フィレンツェの恋人~L'amore vero~
「ごめん。全部、無かった事にしてくれないか」


私の愛する婚約者はほんの数分前、


「東子と、結婚できなくなった」


今日、クリスマス・イヴの夜に忽然と消えてしまった。


「東子さん、ごめんなさい。わたし、慎二さんの赤ちゃんを産みたいの。殺すなんてできない。彼を、わたしにください」


「……ちょっと待って」


頭の中は真っ白を遥かに超えて、


「赤ちゃん、て……何?」


もう、無色透明になった。


「わたしのお腹の中には、慎二さんの赤ちゃんがいます。もうすぐ、三か月になります。わたし、妊娠しているんです」


真面目に生きて来た私が、なぜこんな仕打ちを受けなければならないのか分からなかった。

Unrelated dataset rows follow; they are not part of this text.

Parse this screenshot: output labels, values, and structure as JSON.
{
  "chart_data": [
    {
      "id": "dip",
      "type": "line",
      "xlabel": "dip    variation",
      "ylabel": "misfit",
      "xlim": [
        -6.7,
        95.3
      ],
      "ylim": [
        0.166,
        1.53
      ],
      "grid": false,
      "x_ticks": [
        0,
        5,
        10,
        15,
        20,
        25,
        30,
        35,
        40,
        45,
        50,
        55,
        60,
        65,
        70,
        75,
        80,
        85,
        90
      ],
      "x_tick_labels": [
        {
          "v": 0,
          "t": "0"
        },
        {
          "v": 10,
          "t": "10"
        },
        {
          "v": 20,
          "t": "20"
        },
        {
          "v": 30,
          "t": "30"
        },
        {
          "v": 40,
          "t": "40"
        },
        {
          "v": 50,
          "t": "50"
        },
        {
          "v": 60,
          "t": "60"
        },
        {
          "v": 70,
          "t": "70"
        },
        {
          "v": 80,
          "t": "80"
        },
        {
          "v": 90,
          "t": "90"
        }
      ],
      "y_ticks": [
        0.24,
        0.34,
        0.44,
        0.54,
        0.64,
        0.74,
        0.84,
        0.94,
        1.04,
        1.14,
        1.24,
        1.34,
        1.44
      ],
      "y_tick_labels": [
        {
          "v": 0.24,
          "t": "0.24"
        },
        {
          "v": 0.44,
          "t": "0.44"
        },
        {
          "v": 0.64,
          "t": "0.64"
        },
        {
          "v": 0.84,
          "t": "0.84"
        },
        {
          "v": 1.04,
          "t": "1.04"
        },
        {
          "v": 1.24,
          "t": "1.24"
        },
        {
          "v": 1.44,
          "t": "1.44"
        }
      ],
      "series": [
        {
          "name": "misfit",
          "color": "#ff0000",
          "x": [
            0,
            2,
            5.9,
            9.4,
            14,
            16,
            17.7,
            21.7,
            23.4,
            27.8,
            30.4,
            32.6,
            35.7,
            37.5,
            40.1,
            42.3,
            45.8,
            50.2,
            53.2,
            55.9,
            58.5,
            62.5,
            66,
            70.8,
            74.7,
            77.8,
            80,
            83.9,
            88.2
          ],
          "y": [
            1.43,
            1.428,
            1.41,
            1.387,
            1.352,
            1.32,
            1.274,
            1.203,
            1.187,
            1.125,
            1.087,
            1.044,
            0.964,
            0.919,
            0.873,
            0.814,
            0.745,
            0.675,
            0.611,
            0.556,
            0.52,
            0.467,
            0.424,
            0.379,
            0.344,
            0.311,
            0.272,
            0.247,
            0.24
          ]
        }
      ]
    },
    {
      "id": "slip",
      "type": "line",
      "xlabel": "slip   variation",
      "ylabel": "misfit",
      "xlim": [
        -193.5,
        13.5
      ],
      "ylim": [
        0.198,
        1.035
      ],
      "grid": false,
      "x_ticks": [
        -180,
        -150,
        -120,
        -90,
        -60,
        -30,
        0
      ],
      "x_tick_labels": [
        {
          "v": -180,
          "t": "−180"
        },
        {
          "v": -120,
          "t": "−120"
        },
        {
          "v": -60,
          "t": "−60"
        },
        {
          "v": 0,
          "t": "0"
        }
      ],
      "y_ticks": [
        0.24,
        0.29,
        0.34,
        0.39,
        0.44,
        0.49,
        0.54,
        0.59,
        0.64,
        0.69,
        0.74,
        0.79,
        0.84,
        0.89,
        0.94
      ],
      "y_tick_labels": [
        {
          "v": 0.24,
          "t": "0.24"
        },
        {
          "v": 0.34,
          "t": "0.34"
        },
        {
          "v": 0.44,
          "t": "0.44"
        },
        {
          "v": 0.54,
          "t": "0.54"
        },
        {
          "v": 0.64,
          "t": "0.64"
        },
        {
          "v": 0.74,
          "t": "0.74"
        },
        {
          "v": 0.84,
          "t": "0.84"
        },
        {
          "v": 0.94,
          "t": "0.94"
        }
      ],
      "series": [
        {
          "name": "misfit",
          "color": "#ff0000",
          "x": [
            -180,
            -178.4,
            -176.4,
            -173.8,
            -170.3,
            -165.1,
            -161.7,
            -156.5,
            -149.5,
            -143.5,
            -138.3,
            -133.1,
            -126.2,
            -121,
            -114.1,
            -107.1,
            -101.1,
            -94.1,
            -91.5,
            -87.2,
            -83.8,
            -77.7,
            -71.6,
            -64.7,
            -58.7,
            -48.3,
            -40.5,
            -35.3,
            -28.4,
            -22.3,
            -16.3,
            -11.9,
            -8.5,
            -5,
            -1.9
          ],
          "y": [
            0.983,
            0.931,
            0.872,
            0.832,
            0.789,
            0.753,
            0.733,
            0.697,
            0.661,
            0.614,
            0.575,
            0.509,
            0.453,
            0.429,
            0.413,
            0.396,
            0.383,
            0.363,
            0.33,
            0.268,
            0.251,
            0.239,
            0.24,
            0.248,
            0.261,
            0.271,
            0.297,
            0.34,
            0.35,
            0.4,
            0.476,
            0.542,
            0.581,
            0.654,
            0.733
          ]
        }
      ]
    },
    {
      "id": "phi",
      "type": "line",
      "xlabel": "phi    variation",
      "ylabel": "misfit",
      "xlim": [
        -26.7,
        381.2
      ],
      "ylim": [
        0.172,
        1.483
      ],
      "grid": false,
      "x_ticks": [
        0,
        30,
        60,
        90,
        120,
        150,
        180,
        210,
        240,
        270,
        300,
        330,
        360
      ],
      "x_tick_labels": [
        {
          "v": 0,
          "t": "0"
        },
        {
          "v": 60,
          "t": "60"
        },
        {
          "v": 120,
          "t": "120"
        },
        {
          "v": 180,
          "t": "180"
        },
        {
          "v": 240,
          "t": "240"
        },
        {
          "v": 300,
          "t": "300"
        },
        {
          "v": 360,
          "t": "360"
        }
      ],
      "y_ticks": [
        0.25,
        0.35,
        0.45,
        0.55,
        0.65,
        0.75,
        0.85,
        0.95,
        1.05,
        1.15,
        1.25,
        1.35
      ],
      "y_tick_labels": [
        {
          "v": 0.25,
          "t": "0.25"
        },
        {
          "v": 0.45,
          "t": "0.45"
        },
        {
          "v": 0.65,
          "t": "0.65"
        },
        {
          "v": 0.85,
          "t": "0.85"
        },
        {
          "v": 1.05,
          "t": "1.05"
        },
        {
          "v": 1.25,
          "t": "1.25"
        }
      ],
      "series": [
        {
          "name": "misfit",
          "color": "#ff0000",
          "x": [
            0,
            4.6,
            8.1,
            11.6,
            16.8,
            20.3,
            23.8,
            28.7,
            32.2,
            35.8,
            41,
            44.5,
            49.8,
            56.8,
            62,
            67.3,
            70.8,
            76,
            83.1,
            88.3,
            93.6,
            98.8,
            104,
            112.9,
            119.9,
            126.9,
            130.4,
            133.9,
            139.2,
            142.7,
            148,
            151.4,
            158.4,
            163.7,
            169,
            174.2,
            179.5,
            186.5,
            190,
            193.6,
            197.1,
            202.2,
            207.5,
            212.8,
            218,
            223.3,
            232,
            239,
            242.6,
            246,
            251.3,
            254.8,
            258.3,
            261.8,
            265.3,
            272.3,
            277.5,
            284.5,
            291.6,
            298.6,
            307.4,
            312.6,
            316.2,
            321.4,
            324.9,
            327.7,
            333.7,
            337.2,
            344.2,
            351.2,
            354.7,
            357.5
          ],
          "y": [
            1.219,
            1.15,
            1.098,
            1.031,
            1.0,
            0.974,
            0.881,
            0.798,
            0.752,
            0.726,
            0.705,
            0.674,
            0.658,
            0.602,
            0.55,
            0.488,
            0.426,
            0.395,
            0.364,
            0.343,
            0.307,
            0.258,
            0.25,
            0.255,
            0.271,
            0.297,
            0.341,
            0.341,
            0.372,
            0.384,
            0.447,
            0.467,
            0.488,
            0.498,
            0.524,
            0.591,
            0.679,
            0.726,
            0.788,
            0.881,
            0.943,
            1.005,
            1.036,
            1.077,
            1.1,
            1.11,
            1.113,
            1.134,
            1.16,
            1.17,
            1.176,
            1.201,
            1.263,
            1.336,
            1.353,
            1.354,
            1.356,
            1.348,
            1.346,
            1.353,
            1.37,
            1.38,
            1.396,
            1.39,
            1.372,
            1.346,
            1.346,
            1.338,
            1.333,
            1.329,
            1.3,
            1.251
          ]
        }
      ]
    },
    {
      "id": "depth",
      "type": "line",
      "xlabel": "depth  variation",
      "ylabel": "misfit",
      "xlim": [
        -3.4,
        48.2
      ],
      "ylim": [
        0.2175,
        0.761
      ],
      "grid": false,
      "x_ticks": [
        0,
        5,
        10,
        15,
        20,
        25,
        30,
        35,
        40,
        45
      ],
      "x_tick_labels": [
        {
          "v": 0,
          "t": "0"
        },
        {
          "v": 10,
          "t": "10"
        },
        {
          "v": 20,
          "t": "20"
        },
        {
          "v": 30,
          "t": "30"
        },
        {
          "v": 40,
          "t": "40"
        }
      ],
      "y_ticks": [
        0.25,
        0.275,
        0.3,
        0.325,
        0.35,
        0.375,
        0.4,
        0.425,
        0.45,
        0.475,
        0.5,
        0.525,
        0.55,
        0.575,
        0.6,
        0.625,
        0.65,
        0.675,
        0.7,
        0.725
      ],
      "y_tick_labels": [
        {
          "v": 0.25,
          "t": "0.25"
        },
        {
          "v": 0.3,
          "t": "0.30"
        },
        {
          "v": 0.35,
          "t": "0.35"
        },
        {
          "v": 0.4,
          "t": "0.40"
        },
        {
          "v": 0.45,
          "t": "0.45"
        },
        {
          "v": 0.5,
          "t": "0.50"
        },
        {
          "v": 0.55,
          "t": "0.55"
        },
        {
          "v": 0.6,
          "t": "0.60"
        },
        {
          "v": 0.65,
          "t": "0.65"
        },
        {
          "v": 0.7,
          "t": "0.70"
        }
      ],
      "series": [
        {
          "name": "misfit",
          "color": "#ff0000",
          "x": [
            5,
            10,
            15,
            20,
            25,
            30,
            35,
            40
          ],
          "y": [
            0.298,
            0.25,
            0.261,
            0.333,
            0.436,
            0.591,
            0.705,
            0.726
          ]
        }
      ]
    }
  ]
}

高校も短大もそれなりの成績で卒業したし、今勤めている会社だってずる休みをした事はない。


「信じられない……」


ふたりの顔を交互に見つめながら、私は心から呆れて、


「信じられない」


と、もう一度繰り返した。


他に言葉は思い浮かばなかったし、出て来なかった。


「ごめんなさい、東子さん……ごめ……」


行きつけのカフェでミルクティーを前に、上原美月(うえはら みづき)が泣いていたのも、ほんの数分前の事だ。


「なぜ……美月が泣くのよ」


本当に泣きたかったのは、私の方だったのに。